Une escroquerie parmi tant d’autres

Observant le travail de fourmis de la Commission européenne, je me disais que la grande escroquerie politique, c’est de nous faire croire que la mission naturelle d’un gouvernement serait de servir le Marché pour qu’il crée des emplois et garantisse à la majorité un esclavage de survie ; cette création étant considérée comme une fin en soi, et sa promesse justifiant tous les renoncements moraux. Ici, Pacte de stabilité et de croissance, là, de compétitivité, ces pactes n’étant que des pacs contre nature entre le Politique et le Marché, mêmement mus par une idéologie mortifère : l’économisme.

 

Faire système

J’en ai après le Marché, c’est vrai, cette grande roue qui nous moud et nous infantilise, et n’ai jamais aimé l’État, ce mal nécessaire. Car je crains tout ce qui fait système.

Faire système ou faire corps, pour le dire en termes spinoziste, c’est d’abord être au service de soi, de sa préservation, c’est-à-dire de sa cohésion, être au service de sa croissance et de sa reproduction. Le corps, chez Spinoza, est à la foi une des formes que prend la substance, et un agrégat d’éléments qui cessent en partie d’exister comme tels pour faire système et exister dans cette forme nouvelle, au service de cette forme. Le corps est donc un conatus subsumé des individus s’abandonnant au tout qu’ils constituent.

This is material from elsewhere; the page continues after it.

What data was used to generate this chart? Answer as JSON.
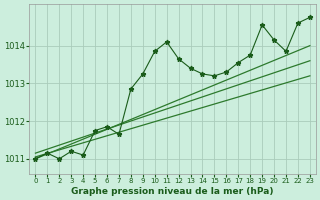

L’État, pour des raisons constitutives plus que constitutionnelles, est d’abord au service de l’État ; et ses grands corps faisant corps, ne forment en fait qu’un corps constitué à la logique propre, un corps qui, au plan politique, a subjugué le politique ; le ministre n’étant que le représentant de ce corps, dans un  théâtre pour enfants où tout est fait pour donner l’illusion que Guignol vit et parle, alors que c’est bien la volonté de l’administration qui tire toutes les ficelles et fait danser le ministre, et la voix de l’État qui toujours se fait entendre. Les ministres passent, les hauts fonctionnaires restent. Ça me fait un peu penser à la fin du cycle mérovingien en Francie. Les rois chevelus n’avaient plus aucun pouvoir. Ils gagnaient le palais, vautrés dans leur char tiré par des bœufs, recevaient les ambassadeurs, leur disant ce qu’on voulait qu’ils entendent, mais c’était le maire du palais qui gouvernait et imposait sa politique. Jusqu’au jour où, avec l’accord du pape, on prit Childéric III pour le tondre, avant de l’enfermer dans un monastère, et Pépin III le petit, fils de Charles, celui au marteau, et père du sérénissime auguste, Charles le grand, reçut de Zacharie la couronne royale. En France contemporaine, c’est par la votation populaire que les hauts fonctionnaires accèdent au pourvoir.